Thirty years ago, forty-three women - most of them single, and none of them showing any signs of pregnancy - spontaneously and inexplicably gave birth to extraordinary children. Sir Reginald Hargreeves, a.k.a. the Monocle, world renowned scientist and secret space alien, sought out these children, succeeding in finding and adopting seven. When asked why, he simply replied, “To save the world.”

The Umbrella Academy is the kind of story where the writer - Gerard Way, apparently a well-known musician* - has clearly let his imagination run away with him. At a lightning fast sprint. Creating a book with talking chimps, the zombie-robot Gustave Eiffel and a violinist so talented she can cut you in half (lengthways) with a single note is quite a feat in itself - but more than unchained imagination, what‘s impressive here is how well this all hangs together, how all these disparate and impossible elements are melded into a cohesive whole.

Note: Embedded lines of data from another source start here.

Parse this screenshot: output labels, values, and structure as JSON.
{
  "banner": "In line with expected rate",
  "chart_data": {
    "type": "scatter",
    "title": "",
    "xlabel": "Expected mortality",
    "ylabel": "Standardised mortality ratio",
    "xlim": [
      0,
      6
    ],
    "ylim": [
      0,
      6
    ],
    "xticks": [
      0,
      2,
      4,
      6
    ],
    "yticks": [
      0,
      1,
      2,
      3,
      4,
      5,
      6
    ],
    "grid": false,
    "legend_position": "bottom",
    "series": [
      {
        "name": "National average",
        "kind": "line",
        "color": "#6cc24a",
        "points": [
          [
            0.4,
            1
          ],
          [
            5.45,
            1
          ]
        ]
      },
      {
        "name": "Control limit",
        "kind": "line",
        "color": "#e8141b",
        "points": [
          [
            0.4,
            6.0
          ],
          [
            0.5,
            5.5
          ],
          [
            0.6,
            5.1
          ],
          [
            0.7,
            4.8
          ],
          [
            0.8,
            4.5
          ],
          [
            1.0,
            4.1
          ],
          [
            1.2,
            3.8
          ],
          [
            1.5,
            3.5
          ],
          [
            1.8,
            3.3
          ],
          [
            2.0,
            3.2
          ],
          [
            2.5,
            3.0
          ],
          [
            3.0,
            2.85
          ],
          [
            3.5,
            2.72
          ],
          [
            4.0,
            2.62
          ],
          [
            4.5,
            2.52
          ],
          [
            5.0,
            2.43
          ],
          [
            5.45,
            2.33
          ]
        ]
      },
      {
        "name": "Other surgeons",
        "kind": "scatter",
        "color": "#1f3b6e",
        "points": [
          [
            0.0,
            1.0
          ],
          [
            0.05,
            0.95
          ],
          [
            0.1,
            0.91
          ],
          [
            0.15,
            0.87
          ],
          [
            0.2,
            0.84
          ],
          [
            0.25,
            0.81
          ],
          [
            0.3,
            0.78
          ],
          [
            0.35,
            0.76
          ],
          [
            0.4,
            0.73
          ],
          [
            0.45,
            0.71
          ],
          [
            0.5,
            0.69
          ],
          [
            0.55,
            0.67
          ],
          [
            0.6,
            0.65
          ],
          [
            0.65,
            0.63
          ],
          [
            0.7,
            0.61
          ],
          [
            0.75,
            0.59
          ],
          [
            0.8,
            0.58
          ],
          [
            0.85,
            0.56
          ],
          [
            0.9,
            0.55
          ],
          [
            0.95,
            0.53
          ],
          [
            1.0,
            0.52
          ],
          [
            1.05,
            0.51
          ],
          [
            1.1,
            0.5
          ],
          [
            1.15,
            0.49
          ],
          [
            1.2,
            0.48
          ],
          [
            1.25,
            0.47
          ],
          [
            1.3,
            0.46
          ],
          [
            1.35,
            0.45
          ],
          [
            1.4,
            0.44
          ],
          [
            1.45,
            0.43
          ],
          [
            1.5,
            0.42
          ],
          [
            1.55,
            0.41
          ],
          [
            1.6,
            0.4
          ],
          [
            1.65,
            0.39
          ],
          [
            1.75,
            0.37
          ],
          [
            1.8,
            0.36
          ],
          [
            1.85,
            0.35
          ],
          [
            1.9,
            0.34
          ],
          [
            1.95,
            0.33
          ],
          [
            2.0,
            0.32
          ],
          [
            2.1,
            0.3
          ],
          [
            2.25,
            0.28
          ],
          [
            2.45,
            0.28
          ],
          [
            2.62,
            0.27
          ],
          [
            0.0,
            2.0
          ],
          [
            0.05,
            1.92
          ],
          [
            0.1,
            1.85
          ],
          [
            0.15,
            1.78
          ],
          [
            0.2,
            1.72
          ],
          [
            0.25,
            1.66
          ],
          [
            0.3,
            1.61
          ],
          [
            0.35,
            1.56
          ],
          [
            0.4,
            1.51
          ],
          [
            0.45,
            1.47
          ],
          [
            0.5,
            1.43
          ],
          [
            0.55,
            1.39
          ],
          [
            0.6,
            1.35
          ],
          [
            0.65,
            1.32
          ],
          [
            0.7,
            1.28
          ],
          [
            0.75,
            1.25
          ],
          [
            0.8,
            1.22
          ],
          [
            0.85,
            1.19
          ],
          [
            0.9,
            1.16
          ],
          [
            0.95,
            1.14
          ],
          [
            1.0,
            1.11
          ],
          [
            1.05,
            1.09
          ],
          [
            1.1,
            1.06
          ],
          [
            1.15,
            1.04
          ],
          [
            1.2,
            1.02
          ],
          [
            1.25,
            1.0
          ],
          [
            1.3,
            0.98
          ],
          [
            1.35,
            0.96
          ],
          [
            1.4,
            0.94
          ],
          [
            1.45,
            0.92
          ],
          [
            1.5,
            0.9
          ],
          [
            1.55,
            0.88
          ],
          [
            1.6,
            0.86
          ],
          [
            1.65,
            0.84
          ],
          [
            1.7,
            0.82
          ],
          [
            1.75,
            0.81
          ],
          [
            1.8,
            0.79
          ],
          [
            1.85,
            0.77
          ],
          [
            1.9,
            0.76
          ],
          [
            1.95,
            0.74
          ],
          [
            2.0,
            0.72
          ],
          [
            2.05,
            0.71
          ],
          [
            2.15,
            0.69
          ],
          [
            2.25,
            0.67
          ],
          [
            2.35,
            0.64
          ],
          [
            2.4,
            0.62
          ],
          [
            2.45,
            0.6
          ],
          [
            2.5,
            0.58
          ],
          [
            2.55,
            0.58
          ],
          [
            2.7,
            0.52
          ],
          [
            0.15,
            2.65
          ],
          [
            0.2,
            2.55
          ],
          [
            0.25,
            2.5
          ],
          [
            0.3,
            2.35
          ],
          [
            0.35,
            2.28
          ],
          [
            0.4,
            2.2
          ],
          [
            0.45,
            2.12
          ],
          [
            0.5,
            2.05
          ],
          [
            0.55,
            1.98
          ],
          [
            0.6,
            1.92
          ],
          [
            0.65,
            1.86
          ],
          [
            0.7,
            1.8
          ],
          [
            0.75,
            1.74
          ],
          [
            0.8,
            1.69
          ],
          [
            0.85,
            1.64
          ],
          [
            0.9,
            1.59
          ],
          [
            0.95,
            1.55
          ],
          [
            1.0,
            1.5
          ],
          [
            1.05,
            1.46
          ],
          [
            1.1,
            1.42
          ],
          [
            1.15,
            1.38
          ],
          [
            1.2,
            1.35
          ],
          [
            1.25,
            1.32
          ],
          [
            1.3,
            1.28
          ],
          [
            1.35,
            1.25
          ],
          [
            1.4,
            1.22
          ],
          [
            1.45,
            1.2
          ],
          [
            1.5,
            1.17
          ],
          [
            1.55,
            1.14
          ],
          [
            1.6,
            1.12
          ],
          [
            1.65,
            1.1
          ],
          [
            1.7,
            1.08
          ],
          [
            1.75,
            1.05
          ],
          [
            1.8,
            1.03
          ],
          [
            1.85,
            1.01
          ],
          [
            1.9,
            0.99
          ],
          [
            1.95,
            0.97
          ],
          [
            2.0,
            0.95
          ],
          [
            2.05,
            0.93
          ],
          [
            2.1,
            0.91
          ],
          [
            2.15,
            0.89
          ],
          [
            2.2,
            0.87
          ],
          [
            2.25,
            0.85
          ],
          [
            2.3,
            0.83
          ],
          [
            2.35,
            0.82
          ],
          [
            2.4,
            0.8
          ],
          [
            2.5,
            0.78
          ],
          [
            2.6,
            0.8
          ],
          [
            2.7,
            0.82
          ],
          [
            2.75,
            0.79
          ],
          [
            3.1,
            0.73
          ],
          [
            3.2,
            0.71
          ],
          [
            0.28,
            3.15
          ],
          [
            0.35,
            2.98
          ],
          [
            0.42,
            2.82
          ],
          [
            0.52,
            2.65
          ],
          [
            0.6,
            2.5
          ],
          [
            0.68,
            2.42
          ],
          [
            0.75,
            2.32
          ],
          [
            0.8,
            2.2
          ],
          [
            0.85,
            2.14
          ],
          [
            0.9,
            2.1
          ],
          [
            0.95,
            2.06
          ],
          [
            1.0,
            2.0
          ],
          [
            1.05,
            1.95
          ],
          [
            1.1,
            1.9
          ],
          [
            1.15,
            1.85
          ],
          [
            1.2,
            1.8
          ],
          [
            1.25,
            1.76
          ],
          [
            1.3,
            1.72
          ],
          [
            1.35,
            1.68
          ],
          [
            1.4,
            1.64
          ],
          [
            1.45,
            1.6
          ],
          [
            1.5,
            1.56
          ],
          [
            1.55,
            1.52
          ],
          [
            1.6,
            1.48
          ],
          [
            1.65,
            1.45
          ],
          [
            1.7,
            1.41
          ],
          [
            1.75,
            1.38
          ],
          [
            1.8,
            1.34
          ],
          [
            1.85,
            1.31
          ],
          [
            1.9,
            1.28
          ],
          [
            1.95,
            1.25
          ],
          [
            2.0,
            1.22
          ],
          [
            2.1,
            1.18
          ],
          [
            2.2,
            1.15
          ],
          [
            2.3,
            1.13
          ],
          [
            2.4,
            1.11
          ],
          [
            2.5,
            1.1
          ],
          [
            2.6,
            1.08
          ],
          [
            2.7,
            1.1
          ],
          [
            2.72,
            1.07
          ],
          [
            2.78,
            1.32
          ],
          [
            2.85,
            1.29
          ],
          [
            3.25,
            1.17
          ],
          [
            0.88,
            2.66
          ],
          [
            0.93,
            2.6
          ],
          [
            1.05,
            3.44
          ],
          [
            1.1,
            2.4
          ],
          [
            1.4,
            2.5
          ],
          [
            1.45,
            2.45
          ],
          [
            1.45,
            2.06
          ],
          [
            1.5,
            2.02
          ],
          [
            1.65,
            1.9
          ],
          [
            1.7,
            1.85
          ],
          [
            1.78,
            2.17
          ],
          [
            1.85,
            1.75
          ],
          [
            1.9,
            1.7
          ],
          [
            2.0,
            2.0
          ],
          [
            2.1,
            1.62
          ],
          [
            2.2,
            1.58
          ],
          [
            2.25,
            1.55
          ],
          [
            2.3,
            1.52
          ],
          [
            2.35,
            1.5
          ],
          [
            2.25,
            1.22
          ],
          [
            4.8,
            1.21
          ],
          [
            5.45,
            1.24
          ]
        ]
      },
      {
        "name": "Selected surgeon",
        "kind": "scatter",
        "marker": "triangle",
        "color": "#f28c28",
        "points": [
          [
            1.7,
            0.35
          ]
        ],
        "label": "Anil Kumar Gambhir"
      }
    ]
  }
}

I suppose that, since it’s about super-powered people trying to save the world, this is really a superhero comic. But it doesn’t feel like one. It feels like a story about a dysfunctional adoptive family trying to live and love in a world where pretty much anything can happen. A world that looks set to end in only a few days as a direct result of their own bitter in-fighting. It pleases me that the next story arc featuring these characters is already underway. If Apocalypse Suite doesn’t quite manage to find the time (in between flights of fancy) to fully flesh them out, that’s only to say that it left me wanting more.

*I don't really follow music.

1 comment:

Geosomin said...

zombie robots and talking monkeys?
Why have I not run across this before.